If you’re running short of space at home and wish to make a wise financial investment, a second-story addition may be the best course of action. Read on to find out the advantages and disadvantages, average price, requirements, and other details associated with this project.
Table of Contents
Benefits of Second Story Additions
Second-story additions are a great way to make your home more spacious. Building up allows you to extend or even double the usable space at home without new construction taking up any of your backyard area.
Additional square footage
There are many reasons why homeowners decide to do a second story addition. For example, they may be planning to grow their family and need a larger space to accommodate it. Some like to give their teenage children separate bedrooms. Others want a space for their guests to stay or have aging parents planning to move in.
Whatever the case may be, this type of home improvement project is worth considering if you feel your family’s needs have outgrown your current home structure.
Greater Comfort & Functionality
Second story addition projects are versatile and flexible, offering a high degree of customization. You can create a recreational zone for yourself and friends, increase your storage space, enhance the accessibility of your house, or design another type of tailored solution that suits your specific needs.
Music enthusiasts may decide to add a soundproof recording studio to their home. This gives them the perfect space for recording music, but more so, someone can bang away at the piano loudly in the middle of the night while the rest of the house sleeps in peace.
Enhanced Resale Value
Adding another level to your home could also be profitable if you plan to sell the property somewhere down the line. Although you probably won’t get a 100% return on your investment (few home projects do), the chances are that new home buyers will be attracted to and willing to pay more for a well-maintained and freshly renovated home.
How Do I Know If My House Can Support It?
To make sure you can do the addition, you or your design-build firm will work with a structural engineer to get appropriate drawings and approvals with the city, HOA, and any other required governing body. You also need to get the required permits for the addition so that you can include the new square footage for your home and reap the value of that.
What’s The Best Place To Build An Addition?
One of the most common places to add a bonus area upstairs is over the garage. Garages tend to have good structural support above them and have plenty of space. However, the best exact spot for your addition will be determined by your design-build professionals after an on-site consultation and assessment of the current building’s structure.
It’s crucial to identify early on where the stairs will be located. You will want to find a place that won’t ruin common areas. It’s best to use long walls without windows or closets and storage areas for a place for the new stairs.
How Much Do Second Story Additions Cost?
Additions have increased in price quite a bit over the last year because of the insane jump in the cost of the materials used, like lumber. However, combined with the red-hot housing market, a home extension can still be a valuable endeavor. Depending on what is desired in the addition, the cost can range from $75,000-$250,000.
Also, if material prices continue to rise, be ready for the cost to trickle up mid-project just in case. In an effort to prevent this from happening, it’s strongly recommended to rent a pod to store all materials in and purchase everything upfront. Apart from the costs of materials, keep in mind the cost of labor for the contractor. Read more about contractor markup here.

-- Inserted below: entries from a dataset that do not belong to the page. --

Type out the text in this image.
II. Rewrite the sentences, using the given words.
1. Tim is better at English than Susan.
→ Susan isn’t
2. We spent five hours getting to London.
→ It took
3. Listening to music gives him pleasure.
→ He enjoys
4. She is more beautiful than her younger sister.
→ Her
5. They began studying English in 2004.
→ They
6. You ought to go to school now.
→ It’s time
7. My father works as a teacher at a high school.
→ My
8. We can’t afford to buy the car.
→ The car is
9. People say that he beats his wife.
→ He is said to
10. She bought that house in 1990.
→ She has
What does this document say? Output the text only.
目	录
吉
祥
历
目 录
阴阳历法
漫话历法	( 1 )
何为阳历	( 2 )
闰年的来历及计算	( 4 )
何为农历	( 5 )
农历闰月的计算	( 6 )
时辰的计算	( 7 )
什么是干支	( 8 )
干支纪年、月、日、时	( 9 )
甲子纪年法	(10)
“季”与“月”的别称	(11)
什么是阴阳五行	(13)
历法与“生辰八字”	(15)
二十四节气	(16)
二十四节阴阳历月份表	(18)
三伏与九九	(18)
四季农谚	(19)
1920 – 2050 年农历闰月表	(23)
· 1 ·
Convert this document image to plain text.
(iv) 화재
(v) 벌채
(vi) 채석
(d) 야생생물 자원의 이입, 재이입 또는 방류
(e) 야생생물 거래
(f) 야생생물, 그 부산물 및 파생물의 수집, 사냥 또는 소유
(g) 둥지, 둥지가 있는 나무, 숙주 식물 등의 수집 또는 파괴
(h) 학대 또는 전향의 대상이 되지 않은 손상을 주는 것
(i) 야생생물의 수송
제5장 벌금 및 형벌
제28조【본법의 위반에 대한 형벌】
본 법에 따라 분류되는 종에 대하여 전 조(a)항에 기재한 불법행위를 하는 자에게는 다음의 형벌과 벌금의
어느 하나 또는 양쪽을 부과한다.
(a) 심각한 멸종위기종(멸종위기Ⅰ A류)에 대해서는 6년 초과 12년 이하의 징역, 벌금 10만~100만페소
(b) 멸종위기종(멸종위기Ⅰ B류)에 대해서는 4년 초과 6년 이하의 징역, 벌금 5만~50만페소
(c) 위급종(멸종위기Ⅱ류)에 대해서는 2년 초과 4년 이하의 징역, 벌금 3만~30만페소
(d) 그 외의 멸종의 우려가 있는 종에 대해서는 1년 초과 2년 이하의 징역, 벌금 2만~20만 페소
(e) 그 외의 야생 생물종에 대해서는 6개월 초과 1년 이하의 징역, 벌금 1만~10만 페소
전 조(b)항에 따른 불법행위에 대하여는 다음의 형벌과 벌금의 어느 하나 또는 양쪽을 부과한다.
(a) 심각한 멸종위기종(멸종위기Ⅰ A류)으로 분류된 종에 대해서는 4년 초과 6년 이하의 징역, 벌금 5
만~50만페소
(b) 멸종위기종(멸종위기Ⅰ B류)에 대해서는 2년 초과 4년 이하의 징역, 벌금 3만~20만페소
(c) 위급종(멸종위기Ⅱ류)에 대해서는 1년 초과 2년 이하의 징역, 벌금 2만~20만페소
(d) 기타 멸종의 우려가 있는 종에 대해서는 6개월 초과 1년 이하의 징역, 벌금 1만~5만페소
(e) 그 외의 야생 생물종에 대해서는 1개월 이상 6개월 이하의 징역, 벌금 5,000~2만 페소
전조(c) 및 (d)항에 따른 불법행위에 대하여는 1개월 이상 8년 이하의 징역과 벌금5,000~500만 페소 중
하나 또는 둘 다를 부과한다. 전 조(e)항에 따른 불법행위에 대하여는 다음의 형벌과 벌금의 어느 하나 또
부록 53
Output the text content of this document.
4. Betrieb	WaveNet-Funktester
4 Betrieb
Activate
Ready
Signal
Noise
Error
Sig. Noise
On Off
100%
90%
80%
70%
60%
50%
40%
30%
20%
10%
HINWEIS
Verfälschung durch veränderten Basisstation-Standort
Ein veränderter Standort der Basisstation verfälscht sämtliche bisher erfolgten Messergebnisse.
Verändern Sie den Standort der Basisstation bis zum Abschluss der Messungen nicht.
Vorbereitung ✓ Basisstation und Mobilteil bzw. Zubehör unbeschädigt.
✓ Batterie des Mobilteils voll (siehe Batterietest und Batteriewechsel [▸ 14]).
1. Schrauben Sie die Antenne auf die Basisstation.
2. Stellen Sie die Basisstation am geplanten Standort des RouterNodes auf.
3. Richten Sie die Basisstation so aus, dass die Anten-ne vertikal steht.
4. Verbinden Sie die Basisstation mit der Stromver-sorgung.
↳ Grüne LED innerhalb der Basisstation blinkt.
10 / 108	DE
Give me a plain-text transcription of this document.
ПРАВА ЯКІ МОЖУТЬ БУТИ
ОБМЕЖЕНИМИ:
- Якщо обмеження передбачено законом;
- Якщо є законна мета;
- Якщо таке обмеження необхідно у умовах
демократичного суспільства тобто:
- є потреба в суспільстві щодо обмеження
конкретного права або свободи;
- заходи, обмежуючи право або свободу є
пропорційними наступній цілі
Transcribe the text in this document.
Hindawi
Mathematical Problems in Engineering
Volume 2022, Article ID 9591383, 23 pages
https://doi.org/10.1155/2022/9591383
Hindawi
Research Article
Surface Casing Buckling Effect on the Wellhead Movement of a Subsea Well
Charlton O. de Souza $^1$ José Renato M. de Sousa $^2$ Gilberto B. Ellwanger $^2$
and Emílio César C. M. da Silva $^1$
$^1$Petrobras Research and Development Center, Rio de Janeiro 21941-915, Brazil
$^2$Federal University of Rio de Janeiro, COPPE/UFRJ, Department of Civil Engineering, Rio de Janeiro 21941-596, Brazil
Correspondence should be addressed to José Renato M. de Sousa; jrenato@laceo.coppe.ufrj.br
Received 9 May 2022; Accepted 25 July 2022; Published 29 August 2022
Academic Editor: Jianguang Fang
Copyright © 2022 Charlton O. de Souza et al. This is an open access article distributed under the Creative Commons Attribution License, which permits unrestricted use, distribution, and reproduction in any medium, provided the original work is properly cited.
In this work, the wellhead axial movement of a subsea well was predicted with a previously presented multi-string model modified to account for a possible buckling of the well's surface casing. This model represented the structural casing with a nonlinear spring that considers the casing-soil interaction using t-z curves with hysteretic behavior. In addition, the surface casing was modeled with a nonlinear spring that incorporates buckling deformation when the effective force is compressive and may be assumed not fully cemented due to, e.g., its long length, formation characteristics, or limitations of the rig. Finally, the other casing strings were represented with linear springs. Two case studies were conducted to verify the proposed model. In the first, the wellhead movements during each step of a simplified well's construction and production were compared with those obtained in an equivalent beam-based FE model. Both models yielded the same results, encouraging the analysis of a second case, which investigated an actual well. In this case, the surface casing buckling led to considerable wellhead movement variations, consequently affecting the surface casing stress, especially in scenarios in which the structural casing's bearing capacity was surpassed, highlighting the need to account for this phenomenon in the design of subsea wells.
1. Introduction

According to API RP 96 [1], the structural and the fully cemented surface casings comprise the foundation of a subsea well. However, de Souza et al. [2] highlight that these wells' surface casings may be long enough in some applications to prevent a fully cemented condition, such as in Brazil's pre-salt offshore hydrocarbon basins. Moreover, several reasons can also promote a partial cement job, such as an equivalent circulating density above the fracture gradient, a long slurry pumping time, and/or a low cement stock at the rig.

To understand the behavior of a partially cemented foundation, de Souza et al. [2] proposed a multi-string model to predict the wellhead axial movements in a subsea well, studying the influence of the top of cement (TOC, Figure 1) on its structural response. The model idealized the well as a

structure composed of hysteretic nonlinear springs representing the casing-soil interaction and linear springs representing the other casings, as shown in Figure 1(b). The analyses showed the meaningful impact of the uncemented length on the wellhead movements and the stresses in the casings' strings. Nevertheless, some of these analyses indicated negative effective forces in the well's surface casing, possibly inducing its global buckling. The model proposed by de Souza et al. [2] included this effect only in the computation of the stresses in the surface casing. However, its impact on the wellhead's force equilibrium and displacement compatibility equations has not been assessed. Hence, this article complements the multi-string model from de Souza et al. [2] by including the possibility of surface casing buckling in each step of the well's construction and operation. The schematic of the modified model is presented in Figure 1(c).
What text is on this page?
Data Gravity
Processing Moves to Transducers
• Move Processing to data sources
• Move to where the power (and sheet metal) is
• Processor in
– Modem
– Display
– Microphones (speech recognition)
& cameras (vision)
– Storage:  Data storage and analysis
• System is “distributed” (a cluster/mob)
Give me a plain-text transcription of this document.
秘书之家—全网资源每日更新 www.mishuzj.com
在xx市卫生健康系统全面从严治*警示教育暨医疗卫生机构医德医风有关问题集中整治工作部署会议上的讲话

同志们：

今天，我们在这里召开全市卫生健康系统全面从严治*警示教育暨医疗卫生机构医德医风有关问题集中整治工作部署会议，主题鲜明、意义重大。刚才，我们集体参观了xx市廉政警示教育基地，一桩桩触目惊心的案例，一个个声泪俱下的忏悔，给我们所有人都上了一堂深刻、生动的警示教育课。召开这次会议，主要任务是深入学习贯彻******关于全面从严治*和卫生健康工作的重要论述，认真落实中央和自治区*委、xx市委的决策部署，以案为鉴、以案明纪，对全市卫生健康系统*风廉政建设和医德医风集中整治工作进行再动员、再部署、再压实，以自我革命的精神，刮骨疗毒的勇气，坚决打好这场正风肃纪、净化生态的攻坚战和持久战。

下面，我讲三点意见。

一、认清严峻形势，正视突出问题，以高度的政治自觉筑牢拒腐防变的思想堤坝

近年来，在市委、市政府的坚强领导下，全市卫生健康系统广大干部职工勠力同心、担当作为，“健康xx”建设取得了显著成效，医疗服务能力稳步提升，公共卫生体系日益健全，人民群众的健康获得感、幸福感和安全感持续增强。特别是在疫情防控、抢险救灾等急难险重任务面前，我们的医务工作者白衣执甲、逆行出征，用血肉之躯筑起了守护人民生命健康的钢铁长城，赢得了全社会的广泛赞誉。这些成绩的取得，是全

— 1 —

Potential Difficulties Of A Second Story Addition
As with any type of remodeling, you can expect noise and some disruption to your everyday routine. This can be especially tricky if you work from home.
Depending on the extent of the project, you may need to find another temporary accommodation while the construction is underway. If you’re doing a partial second story addition, you will still be able to live at home with only some areas of the house being off-limits. During some stages, you may have to set up a temporary kitchen, get a washing station that can double as your bathroom sink, or rent a portable toilet.
Also, be prepared for a good amount of dust and debris once the construction is done. Although builders do their best to minimize the amount of dirt on the job site, the building is messy work, and the space will probably need thorough post-construction cleaning afterward.
Alternatives To Home Additions
If your household needs a bigger space, you have two options: either add onto the house or move.
Moving comes with its set of costs, and you’ll have to be willing to put up with the difficulties of house hunting. The chances are your new property will need some fixing up too, which means that you’re in for a remodeling project anyway. If you're not much of DIYer or have the right tools, it might not be ideal.
This is why many homeowners decide on an extension of their current home instead, especially if they’re emotionally attached to your home and neighborhood. If you’re not up for extensive renovations, a more modest bump-out or conversion could do.
How Long Does It Take?
These are extensive projects that typically take several months to complete. The exact duration will vary based on the scope and complexity of the construction as well as the time it takes to obtain necessary permits and building materials. Your remodelers will determine the specific time frame for your specific project in the planning stage once they assess the extent of the work that needs to be done.